Toplantının ardından küçük gruplar halinde okuldan ayrıldıklarını kaydeden Akkaya, bu sırada okulla ilgisi olmayan kişilerin de aralarında bulunduğu bir kalabalığı karşılarında bulduklarını anlattı. Bu sırada kimseye vurmadığını, başka bir kimsenin de kendisine vurmadığını belirten Akkaya, Hasan Şimşek'in öldürülmesine şahit olmadığını, ölüm olayını emniyette öğrendiğini ifade etti. Herhangi bir örgütsel faaliyet içinde bulunmadığını savunan Akkaya, tahliyesini ve beraatını istedi.
Sanık Gülnaz Tekin de, iddia edildiği gibi sanıklardan Özdemir Örnek veya bir başkasına bıçak vermediğini savundu.
Sanıklar Mehmet Sıddık Güneş, Sedat Temel, Ahmet Emrullah Alptekin, Serkan Akyüz, Vahit İlbars, Seyfettin Bal, Ersin Gülpınar, Sümeyye Coşkun, Veysi Şahin, Dikran Nas, Fahrettin Durmaz, Abdurrahman Çekin de herhangi bir örgütsel faaliyet içinde bulunmadıklarını belirterek tahliye ve beraat talebinde bulundu.
Sanık avukatları da müvekkilleri için tahliye istedi.
Sanık Mehmet Tuğrul'un avukatı Hüseyin Kılınç, ölümüne üzülmekle birlikte Hasan Şimşek'in, tesadüfen olay yerinde bulunmadığını, olayın içinde yer aldığını ve hatta tekme attığını tespit ettiklerini ileri sürdü.

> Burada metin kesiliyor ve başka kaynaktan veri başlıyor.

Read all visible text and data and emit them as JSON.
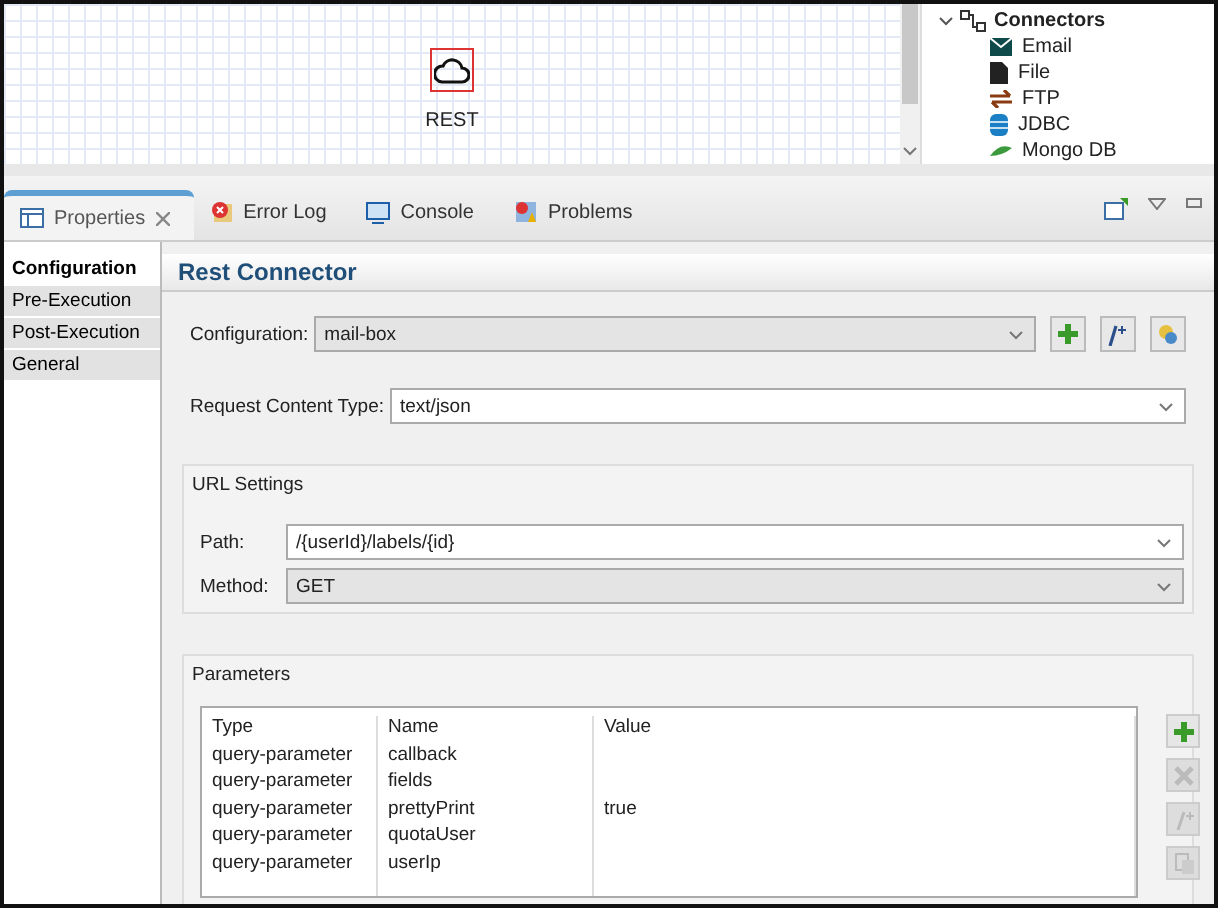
{
  "diagram": {
    "node": {
      "label": "REST",
      "selected": true
    }
  },
  "palette": {
    "group": {
      "label": "Connectors",
      "expanded": true
    },
    "items": [
      {
        "label": "Email",
        "kind": "email"
      },
      {
        "label": "File",
        "kind": "file"
      },
      {
        "label": "FTP",
        "kind": "ftp"
      },
      {
        "label": "JDBC",
        "kind": "jdbc"
      },
      {
        "label": "Mongo DB",
        "kind": "mongo"
      }
    ]
  },
  "view_tabs": [
    {
      "label": "Properties",
      "kind": "properties",
      "selected": true
    },
    {
      "label": "Error Log",
      "kind": "errorlog",
      "selected": false
    },
    {
      "label": "Console",
      "kind": "console",
      "selected": false
    },
    {
      "label": "Problems",
      "kind": "problems",
      "selected": false
    }
  ],
  "sidebar": {
    "items": [
      {
        "label": "Configuration",
        "selected": true
      },
      {
        "label": "Pre-Execution",
        "selected": false
      },
      {
        "label": "Post-Execution",
        "selected": false
      },
      {
        "label": "General",
        "selected": false
      }
    ]
  },
  "section_title": "Rest Connector",
  "configuration": {
    "label": "Configuration:",
    "value": "mail-box"
  },
  "request_content_type": {
    "label": "Request Content Type:",
    "value": "text/json"
  },
  "url_settings": {
    "title": "URL Settings",
    "path": {
      "label": "Path:",
      "value": "/{userId}/labels/{id}"
    },
    "method": {
      "label": "Method:",
      "value": "GET"
    }
  },
  "parameters": {
    "title": "Parameters",
    "columns": [
      "Type",
      "Name",
      "Value"
    ],
    "rows": [
      {
        "type": "query-parameter",
        "name": "callback"
      },
      {
        "type": "query-parameter",
        "name": "fields"
      },
      {
        "type": "query-parameter",
        "name": "prettyPrint",
        "value": "true"
      },
      {
        "type": "query-parameter",
        "name": "quotaUser"
      },
      {
        "type": "query-parameter",
        "name": "userIp"
      }
    ],
    "buttons": [
      {
        "kind": "add",
        "disabled": false
      },
      {
        "kind": "delete",
        "disabled": true
      },
      {
        "kind": "comment",
        "disabled": true
      },
      {
        "kind": "copy",
        "disabled": true
      }
    ]
  }
}
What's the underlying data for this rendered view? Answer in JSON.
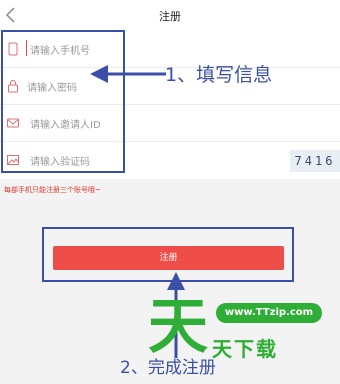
{
  "nav": {
    "title": "注册"
  },
  "form": {
    "phone_placeholder": "请输入手机号",
    "password_placeholder": "请输入密码",
    "invite_placeholder": "请输入邀请人ID",
    "code_placeholder": "请输入验证码",
    "captcha_value": "7416"
  },
  "hint": "每部手机只能注册三个账号哦~",
  "register_button": "注册",
  "annotations": {
    "step1": "1、填写信息",
    "step2": "2、完成注册"
  },
  "watermark": {
    "logo_char": "天",
    "site": "www.TTzip.com",
    "name": "天下载"
  },
  "colors": {
    "accent_red": "#ef4e48",
    "annotation_blue": "#3b4fa8",
    "watermark_green": "#2eae36"
  }
}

Mahkeme, sanıklar Mehmet Tuğrul, Özdemir Örnek, Ahmet Emrullah Alptekin, Seyfettin Bal ve Vahit İlbars'ın tutukluluğunun devamına, diğer 12 sanığın tahliyesine karar verdi.
Maktül Hasan Şimşek'in yakınlarının davaya katılma talebinin kabulünü, Kütahya Terörle Mücadele Şube Müdürünün tanık sıfatıyla ifadesinin alınmasını kararlaştıran mahkeme, ölüm olayının meydana geldiği yerin civarındaki kamera kayıtlarının istenmesine de karar vererek duruşmayı erteledi.
İSTENEN CEZALAR
İddianamede, sanık Mehmet Tuğrul'un, ''Devletin egemenliği altında bulunan topraklardan bir kısmını devlet idaresinden ayırmak amacıyla kasten adam öldürmek'' suçlamasından ağırlaştırılmış müebbet hapis cezasına çarptırılması isteniyor. Tuğrul'un, 6136 sayılı yasaya muhalefet'' suçundan da mahkumiyeti talep edilen iddianamede, diğer sanıkların da ''Devletin egemenliği altında bulunan topraklardan bir kısmını devlet idaresinden ayırmak amacıyla kasten adam öldürme suçuna katılmak, PKK/KONGRA-GEL terör örgütü üyesi olmak'' gibi bir dizi suçtan mahkumiyetleri talep ediliyor.